Sunday, July 15, 2007

Devaluasi Gelar

Carrie Rosefsky Wickham dalam "Interests, Ideas and Islamist
Outreach in
Egypt" memperlihatkan sebuah 'devaluasi' gelar
universitas dan kedudukan pekerja kerah putih di komunitas
jaringan Muslim Mesir.
"Knowledge for us is knowledge of religion. Religion includes
and
encompasses all other kinds of knowledge," kata perempuan
berkerudung di lingkungan Sha'bi.
Wickham menyebutnya transvaluation nilai-nilai yang
menjungkir-balikkan prioritas yang menuntun aksi individu.
Perempuan yang diwawancarai mengatakan prioritas pertama
perempuan adalah di rumah. Mereka menilai pekerjaan yang
layak bagi Kaum Hawa ialah pendidikan dan kesehatan.

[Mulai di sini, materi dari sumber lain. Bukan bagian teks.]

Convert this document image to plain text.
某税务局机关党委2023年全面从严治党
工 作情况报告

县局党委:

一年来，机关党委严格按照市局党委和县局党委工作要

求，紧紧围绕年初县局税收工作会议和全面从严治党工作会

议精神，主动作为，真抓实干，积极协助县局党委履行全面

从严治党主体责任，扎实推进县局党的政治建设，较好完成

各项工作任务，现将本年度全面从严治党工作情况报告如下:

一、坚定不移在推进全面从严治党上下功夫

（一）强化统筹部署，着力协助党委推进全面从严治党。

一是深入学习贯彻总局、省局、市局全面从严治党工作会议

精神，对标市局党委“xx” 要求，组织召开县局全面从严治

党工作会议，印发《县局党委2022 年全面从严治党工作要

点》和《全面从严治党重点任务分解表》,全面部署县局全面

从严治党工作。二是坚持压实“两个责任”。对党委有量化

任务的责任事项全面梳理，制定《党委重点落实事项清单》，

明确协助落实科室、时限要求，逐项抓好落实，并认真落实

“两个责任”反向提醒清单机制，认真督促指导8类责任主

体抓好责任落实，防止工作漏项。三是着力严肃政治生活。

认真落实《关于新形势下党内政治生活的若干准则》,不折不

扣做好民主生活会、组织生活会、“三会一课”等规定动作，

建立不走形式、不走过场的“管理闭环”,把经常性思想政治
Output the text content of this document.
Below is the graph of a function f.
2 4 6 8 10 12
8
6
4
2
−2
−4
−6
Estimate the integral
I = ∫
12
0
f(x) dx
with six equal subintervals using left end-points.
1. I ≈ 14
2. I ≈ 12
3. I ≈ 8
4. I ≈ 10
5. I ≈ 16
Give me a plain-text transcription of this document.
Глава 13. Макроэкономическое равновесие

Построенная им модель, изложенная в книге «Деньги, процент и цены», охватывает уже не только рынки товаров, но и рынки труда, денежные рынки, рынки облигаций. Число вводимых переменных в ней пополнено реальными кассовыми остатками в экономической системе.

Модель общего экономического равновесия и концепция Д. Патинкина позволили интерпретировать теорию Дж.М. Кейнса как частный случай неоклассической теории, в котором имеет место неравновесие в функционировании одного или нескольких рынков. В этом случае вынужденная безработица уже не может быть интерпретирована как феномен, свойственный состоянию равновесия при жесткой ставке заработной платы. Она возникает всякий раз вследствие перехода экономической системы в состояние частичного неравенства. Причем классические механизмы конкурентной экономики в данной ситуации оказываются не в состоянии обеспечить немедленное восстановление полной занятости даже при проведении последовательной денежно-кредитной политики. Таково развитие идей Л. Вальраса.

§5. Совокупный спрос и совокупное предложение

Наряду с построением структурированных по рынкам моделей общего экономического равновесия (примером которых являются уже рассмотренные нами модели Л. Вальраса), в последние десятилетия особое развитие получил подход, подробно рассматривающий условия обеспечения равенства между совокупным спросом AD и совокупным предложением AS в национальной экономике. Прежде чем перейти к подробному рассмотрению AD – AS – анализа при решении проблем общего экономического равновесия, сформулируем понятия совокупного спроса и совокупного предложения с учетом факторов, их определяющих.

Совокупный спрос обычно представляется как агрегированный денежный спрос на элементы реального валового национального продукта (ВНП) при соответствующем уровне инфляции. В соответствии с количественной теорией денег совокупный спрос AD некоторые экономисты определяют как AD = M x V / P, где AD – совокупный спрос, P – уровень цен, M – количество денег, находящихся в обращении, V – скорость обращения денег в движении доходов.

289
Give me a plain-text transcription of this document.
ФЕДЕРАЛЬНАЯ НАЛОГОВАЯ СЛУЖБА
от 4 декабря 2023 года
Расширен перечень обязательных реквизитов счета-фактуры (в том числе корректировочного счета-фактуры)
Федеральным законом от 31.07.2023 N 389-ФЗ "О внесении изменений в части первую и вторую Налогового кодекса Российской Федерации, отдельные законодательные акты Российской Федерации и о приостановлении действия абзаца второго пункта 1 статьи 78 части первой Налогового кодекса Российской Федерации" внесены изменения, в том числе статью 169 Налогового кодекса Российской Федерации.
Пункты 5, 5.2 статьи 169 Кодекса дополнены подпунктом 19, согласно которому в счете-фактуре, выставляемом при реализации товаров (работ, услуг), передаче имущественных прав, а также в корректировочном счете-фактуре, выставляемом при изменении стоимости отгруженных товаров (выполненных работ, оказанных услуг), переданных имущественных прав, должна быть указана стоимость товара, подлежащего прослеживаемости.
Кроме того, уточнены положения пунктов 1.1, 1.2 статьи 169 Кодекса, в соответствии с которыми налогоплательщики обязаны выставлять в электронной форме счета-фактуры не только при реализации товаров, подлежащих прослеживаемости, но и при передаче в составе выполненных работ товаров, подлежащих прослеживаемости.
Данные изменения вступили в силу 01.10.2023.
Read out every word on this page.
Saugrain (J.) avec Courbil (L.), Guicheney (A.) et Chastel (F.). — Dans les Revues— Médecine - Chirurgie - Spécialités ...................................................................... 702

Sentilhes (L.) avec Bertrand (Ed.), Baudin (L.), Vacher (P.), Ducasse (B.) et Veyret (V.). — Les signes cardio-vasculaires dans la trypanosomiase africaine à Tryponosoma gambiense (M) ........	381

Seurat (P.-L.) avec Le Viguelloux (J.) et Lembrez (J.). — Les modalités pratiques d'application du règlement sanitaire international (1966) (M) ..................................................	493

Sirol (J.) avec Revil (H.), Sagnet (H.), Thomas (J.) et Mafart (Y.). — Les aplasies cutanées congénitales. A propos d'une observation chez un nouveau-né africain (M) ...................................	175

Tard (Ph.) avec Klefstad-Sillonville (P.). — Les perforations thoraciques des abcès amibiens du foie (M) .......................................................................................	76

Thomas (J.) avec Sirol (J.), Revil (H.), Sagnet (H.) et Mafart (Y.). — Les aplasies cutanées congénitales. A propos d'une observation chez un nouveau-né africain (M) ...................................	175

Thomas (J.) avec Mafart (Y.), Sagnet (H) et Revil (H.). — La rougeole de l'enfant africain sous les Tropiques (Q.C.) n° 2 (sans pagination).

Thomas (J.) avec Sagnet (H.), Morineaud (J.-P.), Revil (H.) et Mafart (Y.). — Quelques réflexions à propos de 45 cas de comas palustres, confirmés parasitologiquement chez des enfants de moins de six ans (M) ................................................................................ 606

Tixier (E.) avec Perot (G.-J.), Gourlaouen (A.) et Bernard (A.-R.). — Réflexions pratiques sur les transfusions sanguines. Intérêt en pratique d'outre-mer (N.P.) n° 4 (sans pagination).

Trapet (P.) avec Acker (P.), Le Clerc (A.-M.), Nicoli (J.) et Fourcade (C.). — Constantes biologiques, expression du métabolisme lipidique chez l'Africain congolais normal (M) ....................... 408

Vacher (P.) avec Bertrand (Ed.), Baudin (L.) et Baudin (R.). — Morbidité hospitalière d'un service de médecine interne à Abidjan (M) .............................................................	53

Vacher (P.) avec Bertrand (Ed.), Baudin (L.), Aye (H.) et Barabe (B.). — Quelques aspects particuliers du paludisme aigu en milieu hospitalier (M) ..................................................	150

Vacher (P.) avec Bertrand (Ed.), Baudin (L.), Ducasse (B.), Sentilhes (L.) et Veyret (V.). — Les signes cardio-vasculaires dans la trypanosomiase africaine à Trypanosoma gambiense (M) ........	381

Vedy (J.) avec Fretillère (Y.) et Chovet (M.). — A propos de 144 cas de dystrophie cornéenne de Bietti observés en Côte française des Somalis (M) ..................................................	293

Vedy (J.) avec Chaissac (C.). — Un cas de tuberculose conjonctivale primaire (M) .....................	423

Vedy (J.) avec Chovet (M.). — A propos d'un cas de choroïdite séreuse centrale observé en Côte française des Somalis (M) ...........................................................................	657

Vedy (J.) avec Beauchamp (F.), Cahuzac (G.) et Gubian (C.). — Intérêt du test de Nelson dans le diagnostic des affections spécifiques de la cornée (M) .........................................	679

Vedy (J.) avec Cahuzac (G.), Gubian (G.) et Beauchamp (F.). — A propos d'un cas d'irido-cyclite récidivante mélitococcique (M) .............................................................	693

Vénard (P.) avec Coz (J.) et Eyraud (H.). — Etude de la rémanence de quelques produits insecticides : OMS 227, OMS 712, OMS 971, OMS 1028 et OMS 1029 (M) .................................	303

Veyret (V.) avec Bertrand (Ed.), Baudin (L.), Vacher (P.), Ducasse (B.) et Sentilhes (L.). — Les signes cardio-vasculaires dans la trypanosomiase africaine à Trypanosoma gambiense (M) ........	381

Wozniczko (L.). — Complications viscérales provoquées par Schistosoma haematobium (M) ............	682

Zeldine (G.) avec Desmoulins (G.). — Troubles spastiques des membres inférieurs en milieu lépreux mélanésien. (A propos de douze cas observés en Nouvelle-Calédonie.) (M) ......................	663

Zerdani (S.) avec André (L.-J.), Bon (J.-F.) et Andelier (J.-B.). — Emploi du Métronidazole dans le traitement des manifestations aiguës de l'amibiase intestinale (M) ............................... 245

Kendati pilihan, ini menjadi semacam legitimasi bagi
pembatasan perempuan dan domestifikasi.
Terlebih lagi ini terjadi kelompok menengah ke bawah.
Apakah ini tidak akan membawa 'keterbelakangan' menghadapi
perdagangan bebas?
Tanpa gelar dan kedudukan sekular, apakah mereka bisa
berkompetisi dengan pekerja asing yang bakal menyerbu ke
seluruh penjuru negeri?
Apakah ini tidak menyebabkan brain drain?